Le coût faramineux des émeutes met en tension les finances publiques et le secteur assurantiel. Pour y faire face, le gouvernement français veut instaurer une surprime obligatoire de 5 % sur les contrats d’assurance, inspirée du modèle des catastrophes naturelles. Mais cette mesure suscite une levée de boucliers et déclenche la colère des professionnels comme des particuliers.
Alors que les émeutes se multiplient en France, les assureurs peinent à absorber l’ampleur des dégâts et les réassureurs quittent le marché. Dans ce contexte, la solution d’une garantie publique prend de plus en plus de place. Après des années de blocage, le dossier a connu une avancée cet été avec la présentation par la direction générale du Trésor d’un dispositif de partage du risque entre l’État, les assureurs et les réassureurs privés.

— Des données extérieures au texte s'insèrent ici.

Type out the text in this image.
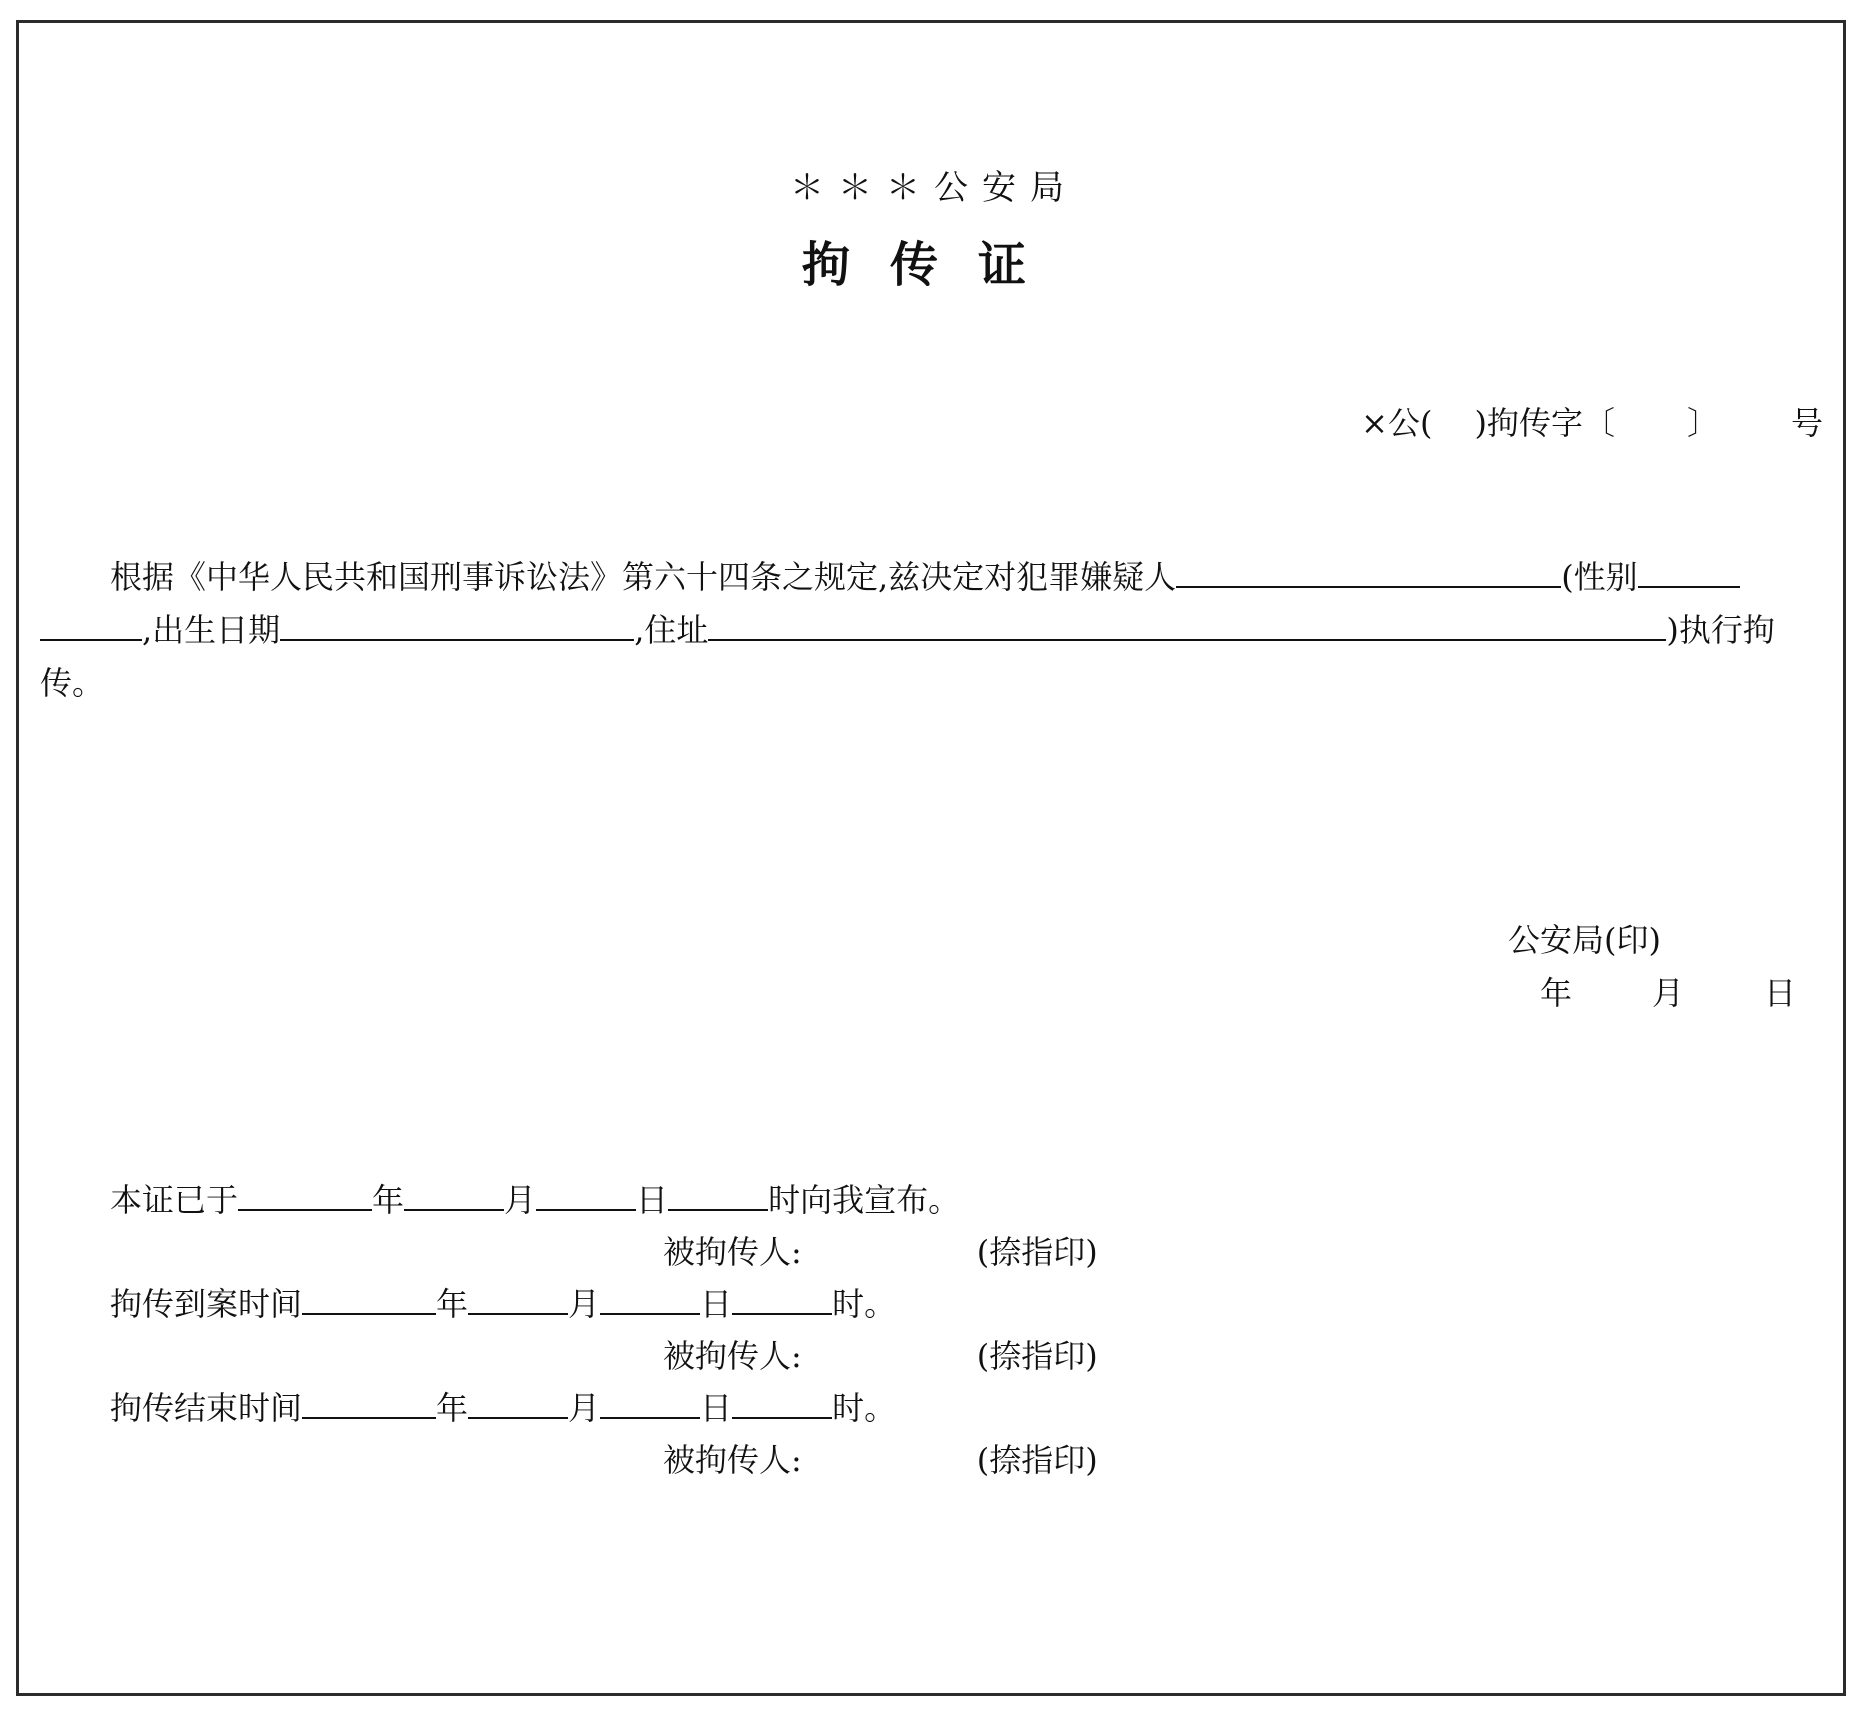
＊＊＊公安局
拘传证
×公( )拘传字〔 〕 号
根据《中华人民共和国刑事诉讼法》第六十四条之规定,兹决定对犯罪嫌疑人	(性别
,出生日期	,住址	)执行拘
传。
公安局(印)
年	月	日
本证已于	年	月	日	时向我宣布。
被拘传人:	(捺指印)
拘传到案时间	年	月	日	时。
被拘传人:	(捺指印)
拘传结束时间	年	月	日	时。
被拘传人:	(捺指印)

Un mécanisme national pour couvrir un risque croissant
Comme le révèle Les Échos, « la question reviendra sur la table, peu importe l’exécutif », affirme un fin connaisseur du dossier. Malgré le vote de confiance du 8 septembre et une éventuelle chute du gouvernement Bayrou, l’ambition demeure : inscrire le projet dans le prochain budget. Pour l’heure, il reste suspendu à l’aval de Bercy.
Depuis les violentes émeutes de ces dernières années, les assureurs alertent sur la difficulté de couvrir durablement les dommages. Plusieurs compagnies avaient d’ailleurs récemment choisi de retirer la garantie « émeutes » de certains contrats, notamment dans des zones jugées trop à risque.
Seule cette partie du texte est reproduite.